Their inspiration comes from the newspaper t.o.night, whose popular ‘Shout Out’ feature posts commuters’ complaints, questions and requests.

“Every day you see the same faces on the train, but nobody talks to each other. They prefer hiding behind shout outs,” said De Silva. “So we thought why not put it on a platform and let them reply in real time, so they don’t have to wait a day.”

The app also allows for private chats between commuters, but only works when you’re actually on the train. “That way, you look forward to the commute,” said Ravipati.
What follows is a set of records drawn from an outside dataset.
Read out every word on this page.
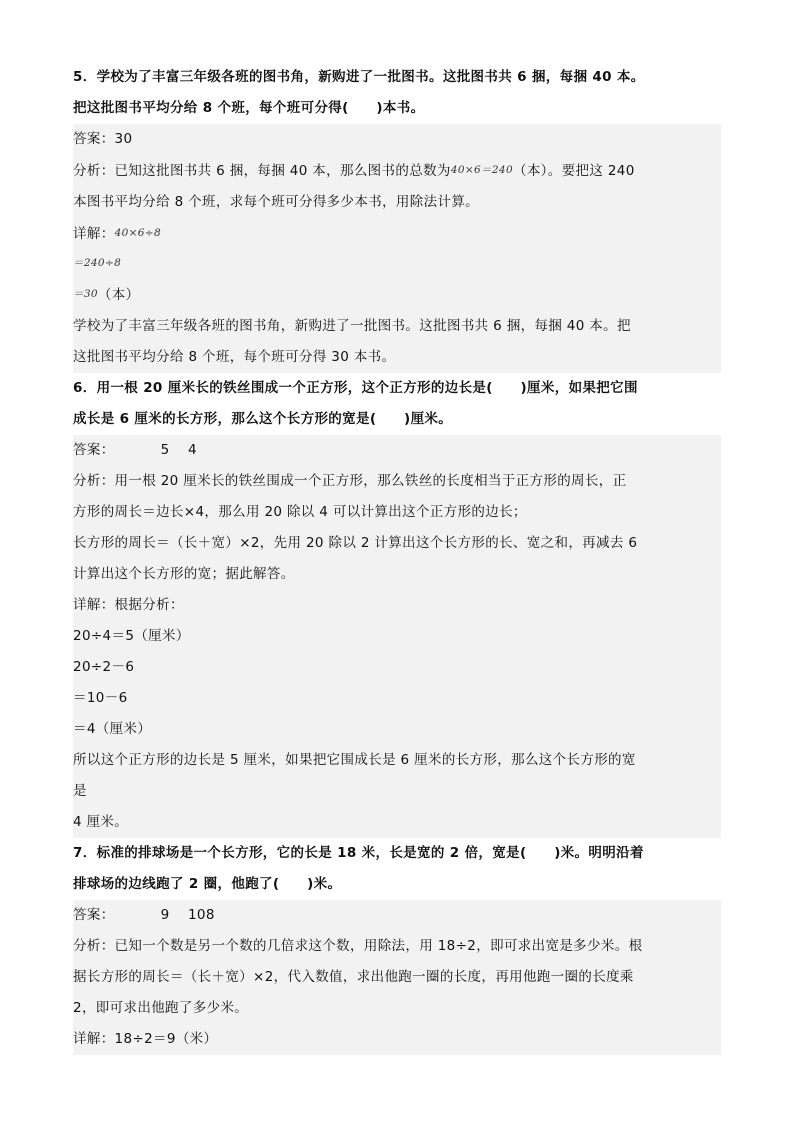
5．学校为了丰富三年级各班的图书角，新购进了一批图书。这批图书共 6 捆，每捆 40 本。
把这批图书平均分给 8 个班，每个班可分得(　　)本书。
答案：30
分析：已知这批图书共 6 捆，每捆 40 本，那么图书的总数为40×6＝240（本）。要把这 240
本图书平均分给 8 个班，求每个班可分得多少本书，用除法计算。
详解：40×6÷8
＝240÷8
＝30（本）
学校为了丰富三年级各班的图书角，新购进了一批图书。这批图书共 6 捆，每捆 40 本。把
这批图书平均分给 8 个班，每个班可分得 30 本书。
6．用一根 20 厘米长的铁丝围成一个正方形，这个正方形的边长是(　　)厘米，如果把它围
成长是 6 厘米的长方形，那么这个长方形的宽是(　　)厘米。
答案：	5　 4
分析：用一根 20 厘米长的铁丝围成一个正方形，那么铁丝的长度相当于正方形的周长，正
方形的周长＝边长×4，那么用 20 除以 4 可以计算出这个正方形的边长；
长方形的周长＝（长＋宽）×2，先用 20 除以 2 计算出这个长方形的长、宽之和，再减去 6
计算出这个长方形的宽；据此解答。
详解：根据分析：
20÷4＝5（厘米）
20÷2－6
＝10－6
＝4（厘米）
所以这个正方形的边长是 5 厘米，如果把它围成长是 6 厘米的长方形，那么这个长方形的宽
是
4 厘米。
7．标准的排球场是一个长方形，它的长是 18 米，长是宽的 2 倍，宽是(　　)米。明明沿着
排球场的边线跑了 2 圈，他跑了(　　)米。
答案：	9　 108
分析：已知一个数是另一个数的几倍求这个数，用除法，用 18÷2，即可求出宽是多少米。根
据长方形的周长＝（长＋宽）×2，代入数值，求出他跑一圈的长度，再用他跑一圈的长度乘
2，即可求出他跑了多少米。
详解：18÷2＝9（米）
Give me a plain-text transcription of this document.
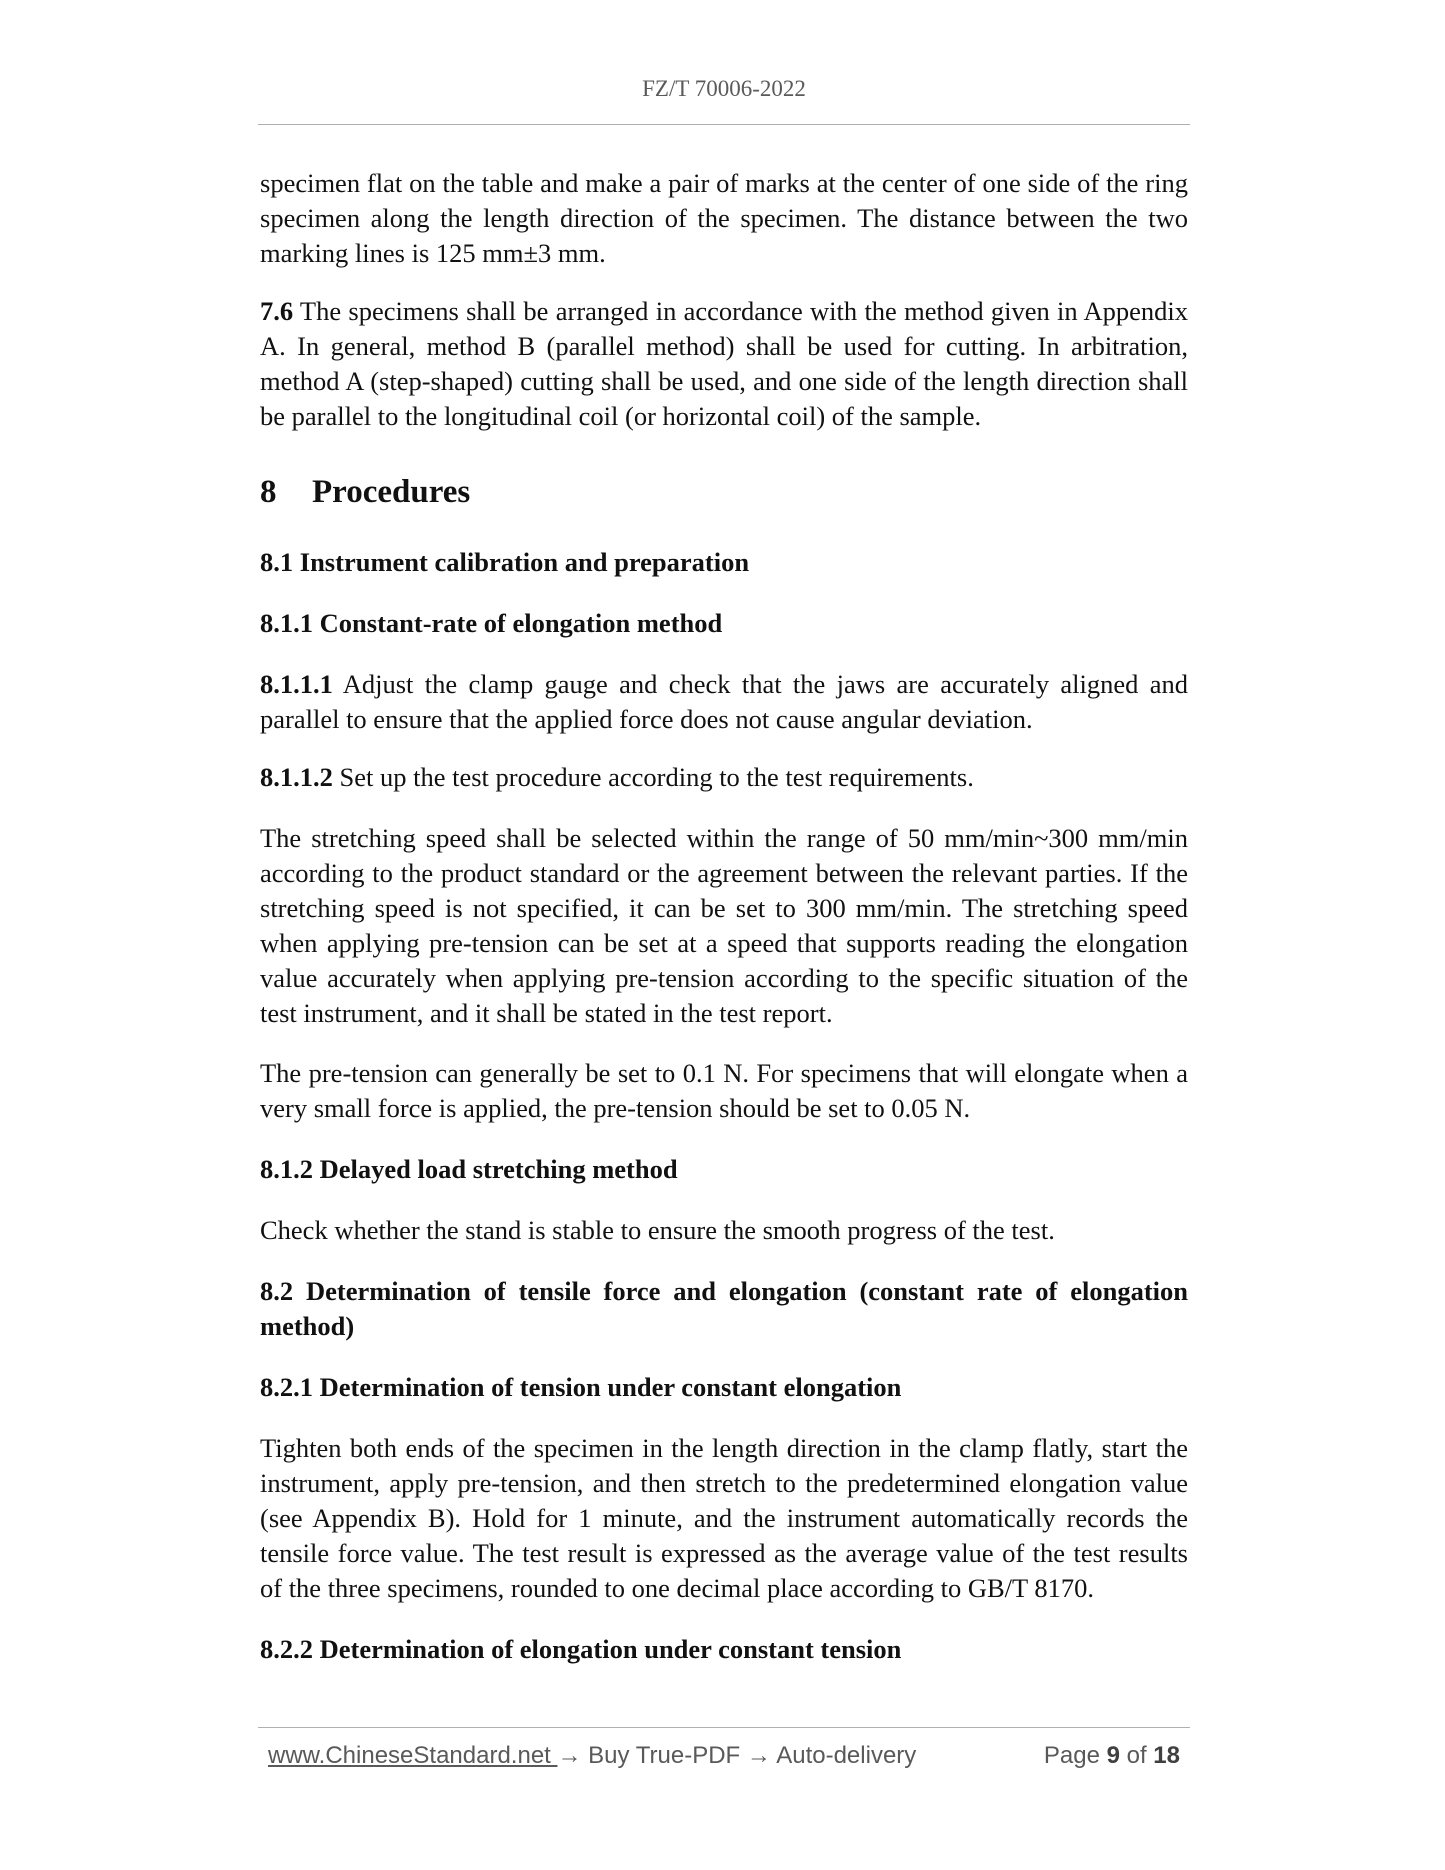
FZ/T 70006-2022

specimen flat on the table and make a pair of marks at the center of one side of the ring specimen along the length direction of the specimen. The distance between the two marking lines is 125 mm±3 mm.

7.6 The specimens shall be arranged in accordance with the method given in Appendix A. In general, method B (parallel method) shall be used for cutting. In arbitration, method A (step-shaped) cutting shall be used, and one side of the length direction shall be parallel to the longitudinal coil (or horizontal coil) of the sample.

8 Procedures
8.1 Instrument calibration and preparation
8.1.1 Constant-rate of elongation method

8.1.1.1 Adjust the clamp gauge and check that the jaws are accurately aligned and parallel to ensure that the applied force does not cause angular deviation.

8.1.1.2 Set up the test procedure according to the test requirements.

The stretching speed shall be selected within the range of 50 mm/min~300 mm/min according to the product standard or the agreement between the relevant parties. If the stretching speed is not specified, it can be set to 300 mm/min. The stretching speed when applying pre-tension can be set at a speed that supports reading the elongation value accurately when applying pre-tension according to the specific situation of the test instrument, and it shall be stated in the test report.

The pre-tension can generally be set to 0.1 N. For specimens that will elongate when a very small force is applied, the pre-tension should be set to 0.05 N.

8.1.2 Delayed load stretching method

Check whether the stand is stable to ensure the smooth progress of the test.

8.2 Determination of tensile force and elongation (constant rate of elongation method)
8.2.1 Determination of tension under constant elongation

Tighten both ends of the specimen in the length direction in the clamp flatly, start the instrument, apply pre-tension, and then stretch to the predetermined elongation value (see Appendix B). Hold for 1 minute, and the instrument automatically records the tensile force value. The test result is expressed as the average value of the test results of the three specimens, rounded to one decimal place according to GB/T 8170.

8.2.2 Determination of elongation under constant tension
www.ChineseStandard.net → Buy True-PDF → Auto-delivery	Page 9 of 18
Alex Litoiu (CompE 1T2) and his project partner Mike Del Balso (ElecE 1T2) are also harnessing social media, but with a different goal in mind. Their system for analyzing global patterns of emotion on Twitter predicts whether stocks will go up or down.

The pair’s algorithm analyzes tweets from around the world for a list of words other researchers have correlated to emotions.

Litoiu and Del Balso tested their system over three months. They discovered they could predict with 57% accuracy – on average – whether a given stock in the NASDAQ Stock Market would go up or down 24 hours after analyzing the previous day’s tweets.

“So for a certain stock, we might have 100% accuracy, for others 30%. When we average those numbers across all stocks we are doing much better than random,” said Litoiu.

Judging from the crowds around their display, and the constant stream of questions, they aren’t the only ones intrigued by their algorithm’s potential.